A quiet month for gardening

Photo by Calgary Horticultural Society

November is one of the quietest months for a Calgary gardener. If the weather is nice, there some yard maintenance activities that can be done such as ensuring the eaves are cleared of leaves, applying mulch to perennial beds after the ground freezes, and tidying the garden shed.

The sun is rising later and setting earlier in the day. This leaves plenty of time for more artistic pastimes for the gardener.

In the summer, if a gardener wants to add a bit of the garden to home decor, cut flowers can be the solution — a lovely bouquet of in season blooms is always nice. Some gardeners have an area of their gardens dedicated to cut flowers. Regular cutting of many annual flowers for bouquets such as Zinnias, Calendula, Nigella, Cosmos, encourages more blooms.

But now that it’s mid-fall, what can the gardener do? We’ll it’s a traditional time for door wreaths. And just like planning to have a cut flower garden. A gardener can plant with late season décor in mind. Throughout the year, and especially now, a collection of dried seed heads can make lovely additions to seasonal décor.

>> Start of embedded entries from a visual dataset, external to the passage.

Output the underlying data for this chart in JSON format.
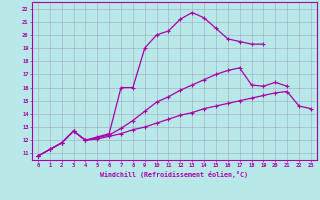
{
  "xlabel": "Windchill (Refroidissement éolien,°C)",
  "bg_color": "#b8e8e8",
  "line_color": "#aa00aa",
  "grid_color": "#9999bb",
  "xlim": [
    -0.5,
    23.5
  ],
  "ylim": [
    10.5,
    22.5
  ],
  "xticks": [
    0,
    1,
    2,
    3,
    4,
    5,
    6,
    7,
    8,
    9,
    10,
    11,
    12,
    13,
    14,
    15,
    16,
    17,
    18,
    19,
    20,
    21,
    22,
    23
  ],
  "yticks": [
    11,
    12,
    13,
    14,
    15,
    16,
    17,
    18,
    19,
    20,
    21,
    22
  ],
  "lines": [
    {
      "x": [
        0,
        1,
        2,
        3,
        4,
        5,
        6,
        7,
        8,
        9,
        10,
        11,
        12,
        13,
        14,
        15,
        16,
        17,
        18,
        19
      ],
      "y": [
        10.8,
        11.3,
        11.8,
        12.7,
        12.0,
        12.25,
        12.5,
        16.0,
        16.0,
        19.0,
        20.0,
        20.3,
        21.2,
        21.7,
        21.3,
        20.5,
        19.7,
        19.5,
        19.3,
        19.3
      ]
    },
    {
      "x": [
        0,
        1,
        2,
        3,
        4,
        5,
        6,
        7,
        8,
        9,
        10,
        11,
        12,
        13,
        14,
        15,
        16,
        17,
        18,
        19,
        20,
        21
      ],
      "y": [
        10.8,
        11.3,
        11.8,
        12.7,
        12.0,
        12.2,
        12.4,
        12.9,
        13.5,
        14.2,
        14.9,
        15.3,
        15.8,
        16.2,
        16.6,
        17.0,
        17.3,
        17.5,
        16.2,
        16.1,
        16.4,
        16.1
      ]
    },
    {
      "x": [
        0,
        1,
        2,
        3,
        4,
        5,
        6,
        7,
        8,
        9,
        10,
        11,
        12,
        13,
        14,
        15,
        16,
        17,
        18,
        19,
        20,
        21,
        22,
        23
      ],
      "y": [
        10.8,
        11.3,
        11.8,
        12.7,
        12.0,
        12.1,
        12.3,
        12.5,
        12.8,
        13.0,
        13.3,
        13.6,
        13.9,
        14.1,
        14.4,
        14.6,
        14.8,
        15.0,
        15.2,
        15.4,
        15.6,
        15.7,
        14.6,
        14.4
      ]
    }
  ]
}
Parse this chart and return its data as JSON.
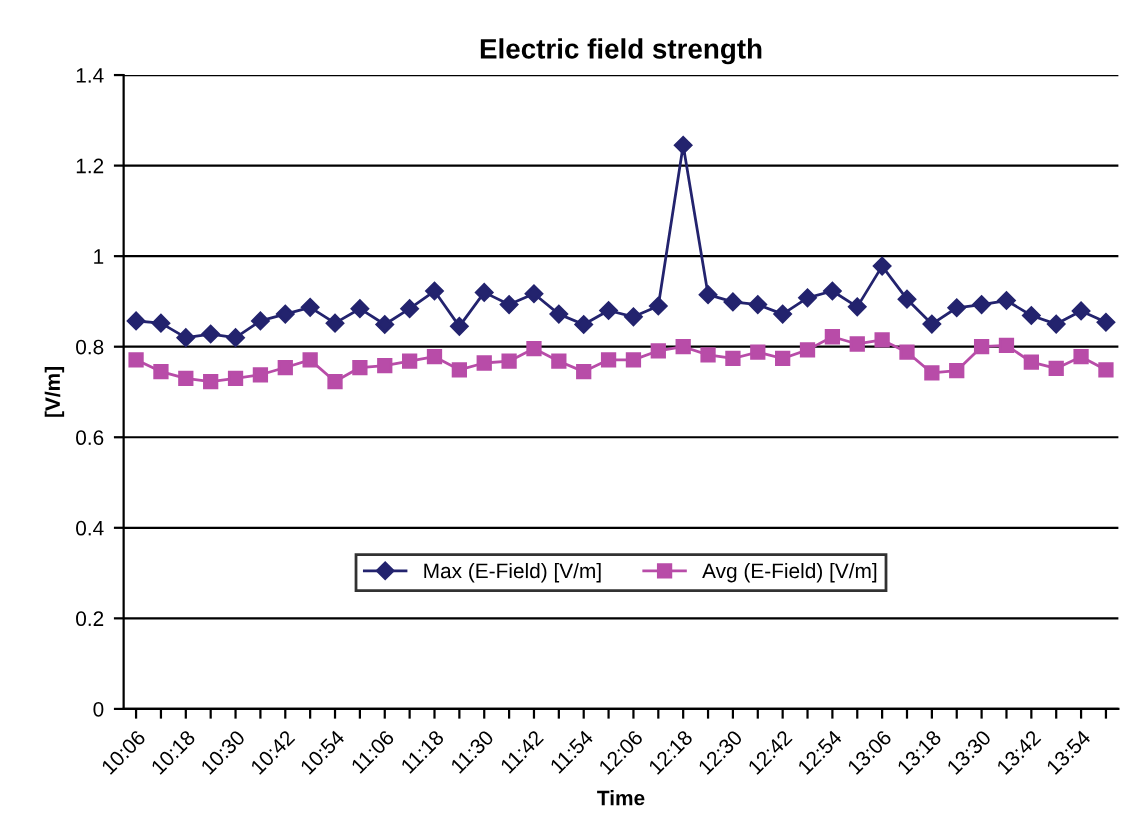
{
  "chart_data": {
    "type": "line",
    "title": "Electric field strength",
    "xlabel": "Time",
    "ylabel": "[V/m]",
    "categories": [
      "10:06",
      null,
      "10:18",
      null,
      "10:30",
      null,
      "10:42",
      null,
      "10:54",
      null,
      "11:06",
      null,
      "11:18",
      null,
      "11:30",
      null,
      "11:42",
      null,
      "11:54",
      null,
      "12:06",
      null,
      "12:18",
      null,
      "12:30",
      null,
      "12:42",
      null,
      "12:54",
      null,
      "13:06",
      null,
      "13:18",
      null,
      "13:30",
      null,
      "13:42",
      null,
      "13:54",
      null
    ],
    "series": [
      {
        "name": "Max (E-Field) [V/m]",
        "color": "#23236e",
        "marker": "diamond",
        "values": [
          0.857,
          0.852,
          0.82,
          0.828,
          0.82,
          0.857,
          0.872,
          0.887,
          0.852,
          0.884,
          0.849,
          0.884,
          0.923,
          0.845,
          0.92,
          0.893,
          0.917,
          0.872,
          0.849,
          0.88,
          0.866,
          0.89,
          1.245,
          0.915,
          0.899,
          0.893,
          0.872,
          0.908,
          0.923,
          0.888,
          0.978,
          0.905,
          0.85,
          0.886,
          0.893,
          0.902,
          0.869,
          0.85,
          0.879,
          0.854
        ]
      },
      {
        "name": "Avg (E-Field) [V/m]",
        "color": "#b84ca8",
        "marker": "square",
        "values": [
          0.771,
          0.745,
          0.73,
          0.723,
          0.73,
          0.738,
          0.754,
          0.771,
          0.723,
          0.754,
          0.758,
          0.768,
          0.778,
          0.749,
          0.764,
          0.768,
          0.796,
          0.768,
          0.745,
          0.771,
          0.771,
          0.791,
          0.8,
          0.782,
          0.774,
          0.788,
          0.774,
          0.793,
          0.822,
          0.806,
          0.815,
          0.788,
          0.742,
          0.747,
          0.8,
          0.803,
          0.766,
          0.752,
          0.778,
          0.749
        ]
      }
    ],
    "ylim": [
      0,
      1.4
    ],
    "yticks": [
      0,
      0.2,
      0.4,
      0.6,
      0.8,
      1,
      1.2,
      1.4
    ],
    "grid": "y",
    "legend": "bottom",
    "line_style": "solid"
  }
}
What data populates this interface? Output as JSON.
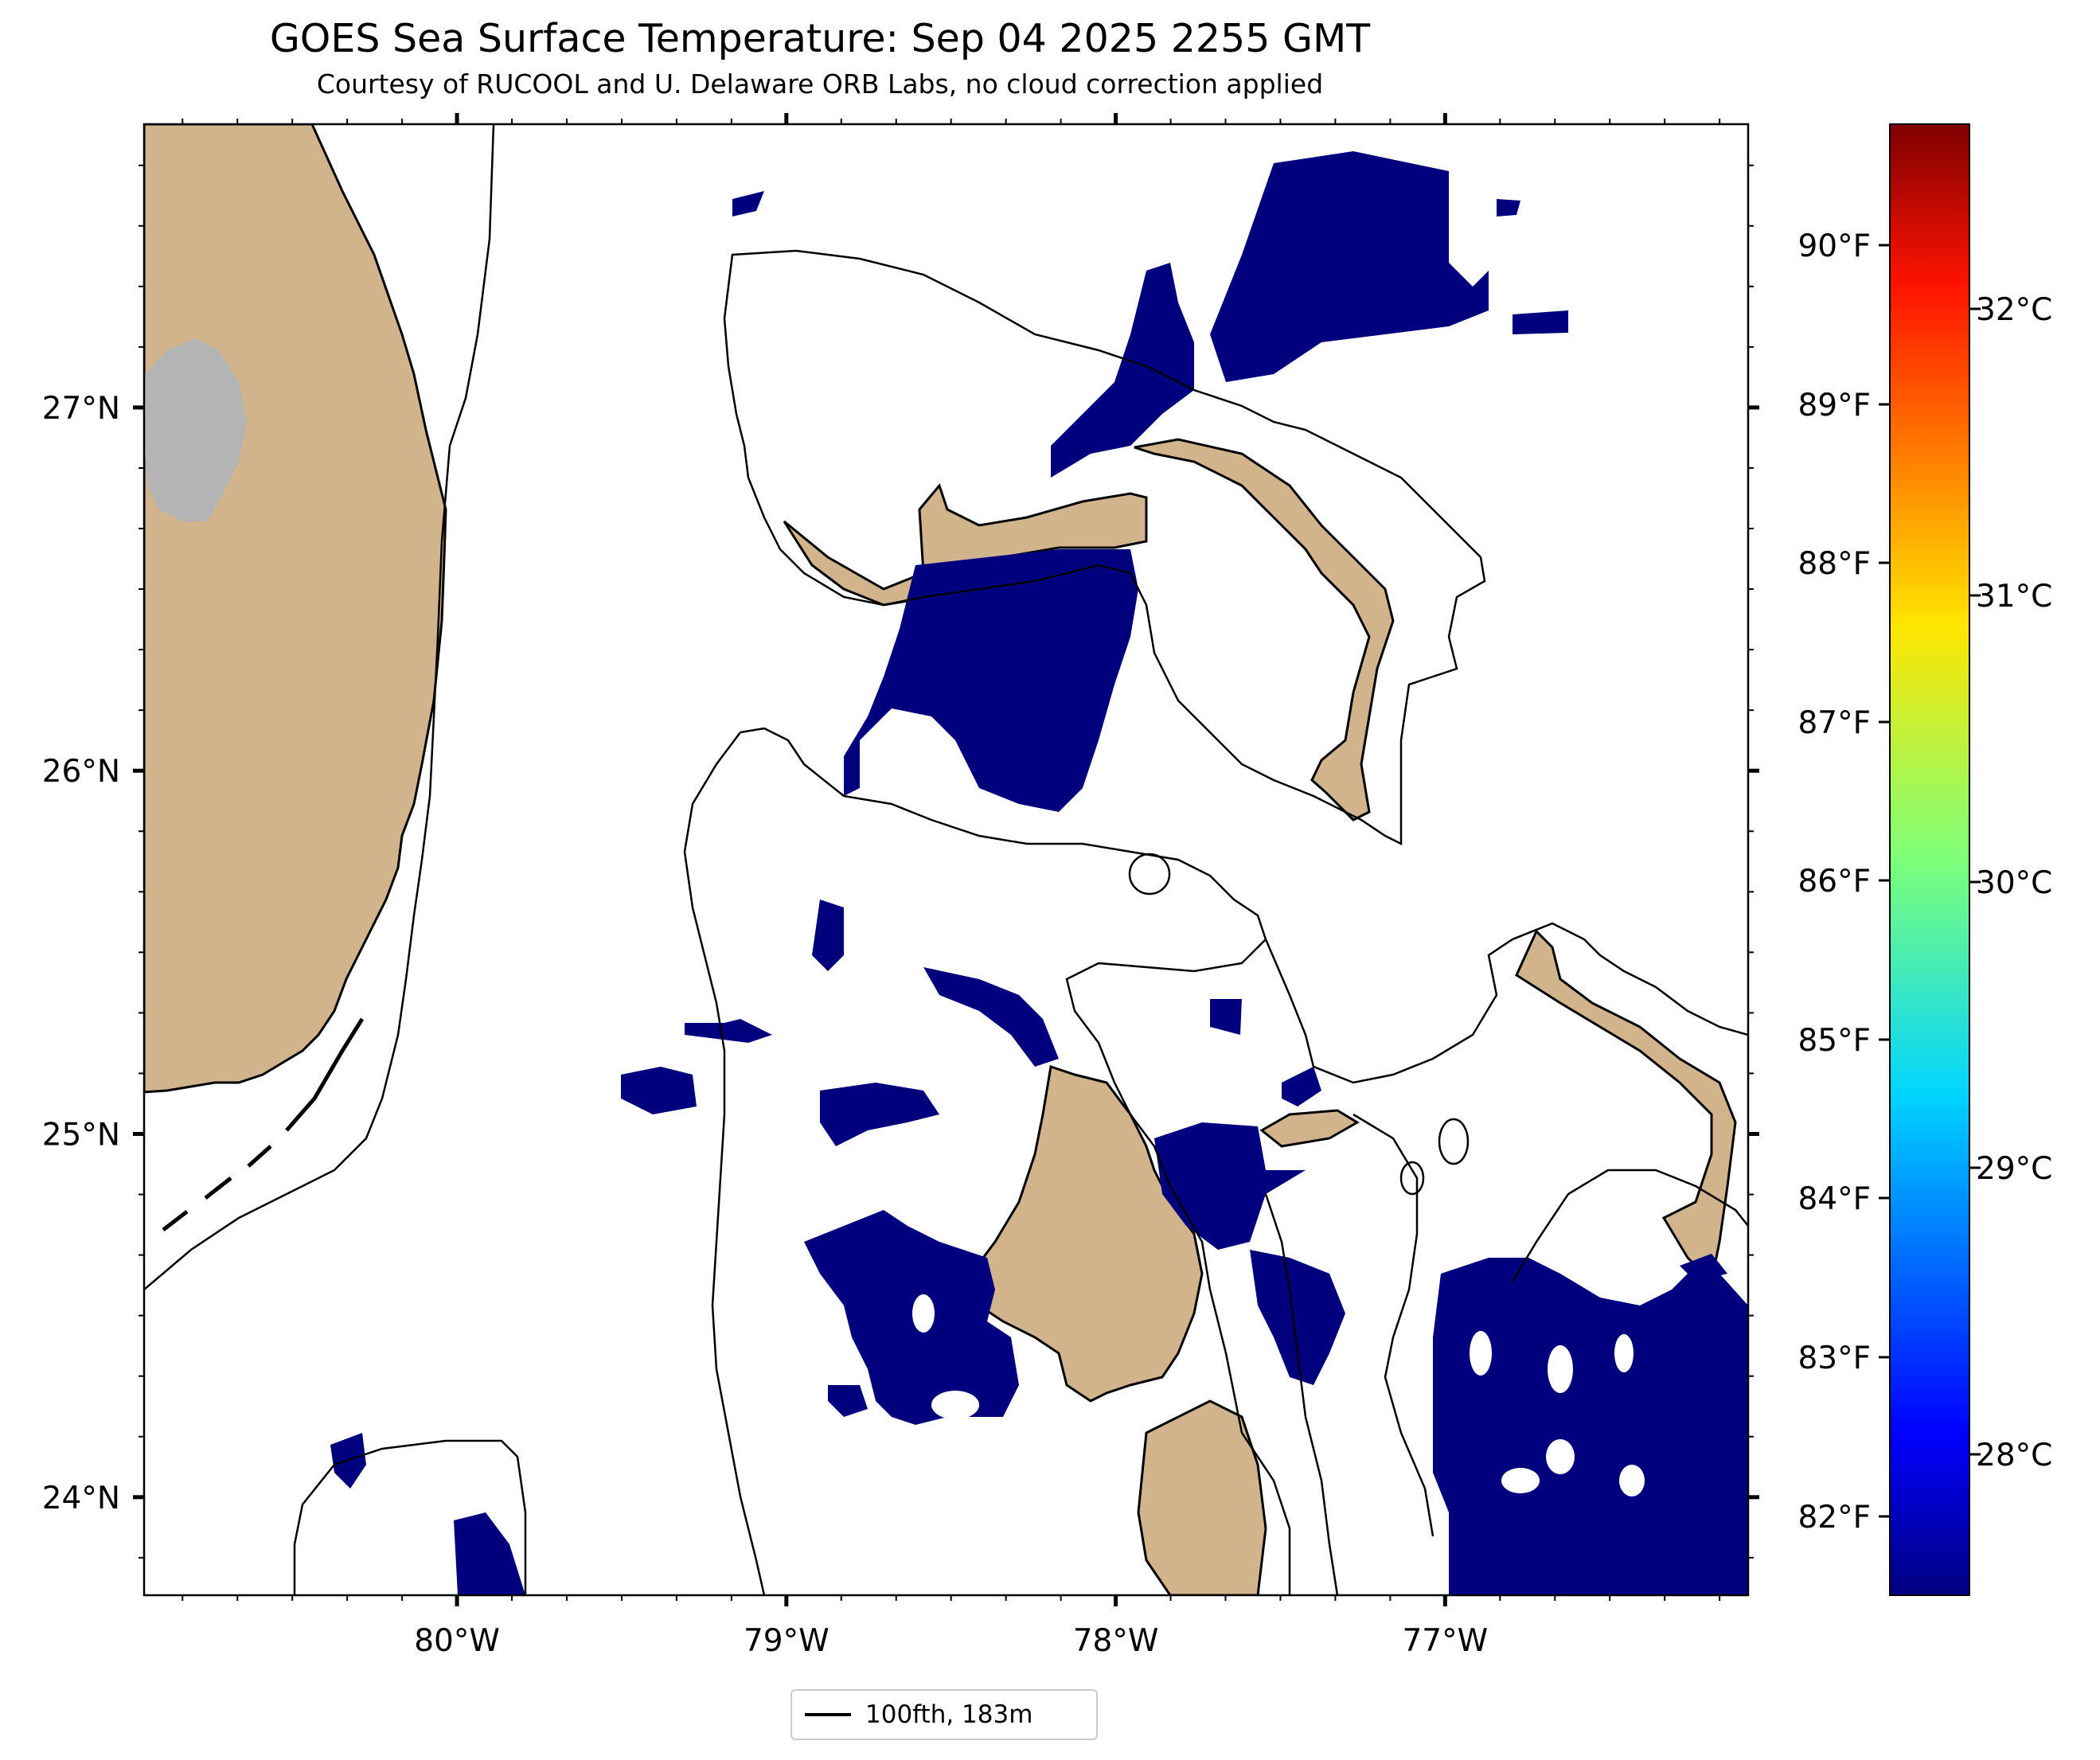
{
  "title": "GOES Sea Surface Temperature: Sep 04 2025 2255 GMT",
  "subtitle": "Courtesy of RUCOOL and U. Delaware ORB Labs, no cloud correction applied",
  "map": {
    "lat_labels": [
      "27°N",
      "26°N",
      "25°N",
      "24°N"
    ],
    "lat_values": [
      27,
      26,
      25,
      24
    ],
    "lon_labels": [
      "80°W",
      "79°W",
      "78°W",
      "77°W"
    ],
    "lon_values": [
      -80,
      -79,
      -78,
      -77
    ],
    "extent": {
      "lon_min": -80.95,
      "lon_max": -76.08,
      "lat_min": 23.73,
      "lat_max": 27.78
    },
    "colors": {
      "land": "#d2b48c",
      "lake": "#b4b4b4",
      "cold_sst": "#00007f",
      "water": "#ffffff",
      "contour": "#000000"
    }
  },
  "colorbar": {
    "f_labels": [
      "90°F",
      "89°F",
      "88°F",
      "87°F",
      "86°F",
      "85°F",
      "84°F",
      "83°F",
      "82°F"
    ],
    "c_labels": [
      "32°C",
      "31°C",
      "30°C",
      "29°C",
      "28°C"
    ],
    "colormap": "jet"
  },
  "legend": {
    "label": "100fth, 183m"
  }
}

Ideally, throughout the growing season, the gardener would collect blossoms to dry and save seed heads. Some gardeners grow strawflowers. These plants produce blooms with dry straw-like petals that preserve beautifully and add a splash of colour to whatever arrangements they’re used in. Many Calgary gardeners grow Anabelle hydrangeas and double peony varieties. These full-blossomed flowers if picked just after opening and hung upside-down to dry, make beautiful additions to dried arrangements and accents in seasonal wreaths.

Grape, twig, or ribbon covered wreath bases can be accented with the dried material collected from the garden. Plants for late collection include sea holly (Eryngium), globe thistle (Echinops), and stonecrop (Sedum). These plants have very durable seed heads that remain throughout the winter, especially if it is cold and dry. The seed heads of coneflowers (Echinacea) are also quite durable.

If you grow silver wormwood (Artemesia ludoviciana), it makes a lovely silver accent. If collected before hard frosts, it can be dried bent in a curve, then used as a wreath base — naturally silver and elegant.

Fresh evergreen wreaths are commonly hung on doors as part of our holiday traditions. While many are created binding bunches of fir or spruce boughs tightly to a simple wire frame, if you want to make a fresh wreath last a little longer, use a three-dimensional florist’s wreath frame stuffed with bunches of bound moist moss.

The stems of the evergreens are stuffed into the moss before being secured to the frame.

The evergreen wreath can also be decorated with foraged garden accents. If you have a spruce or pine tree, the cones are lovely seasonal additions which never fade. If you’re especially crafty and enjoy a few faux touches, adding a little white paint and glitter to the cones will provide snow- or frost-like touches.

Material from garden shrubs can also be used in the wreaths. Cutting stems of dogwoods with red, gold or green stems will add a bit of colour. Branches with leaves that failed to fall, will add texture as well as colour. Don’t forget about berries! Rose hips and mountain ash berries will add a splash of red to an arrangement.

So, if you’re displaying a door wreath this year, consider making one yourself from material foraged from the garden. If you don’t have enough material to create a full wreath, use a purchased based and accent it with garden treasures.

Next year, consider adding plants that have durable seed heads so that you have that décor option. It’s the quiet season, time to work on your garden plan and dream about what you’ll be planting next year!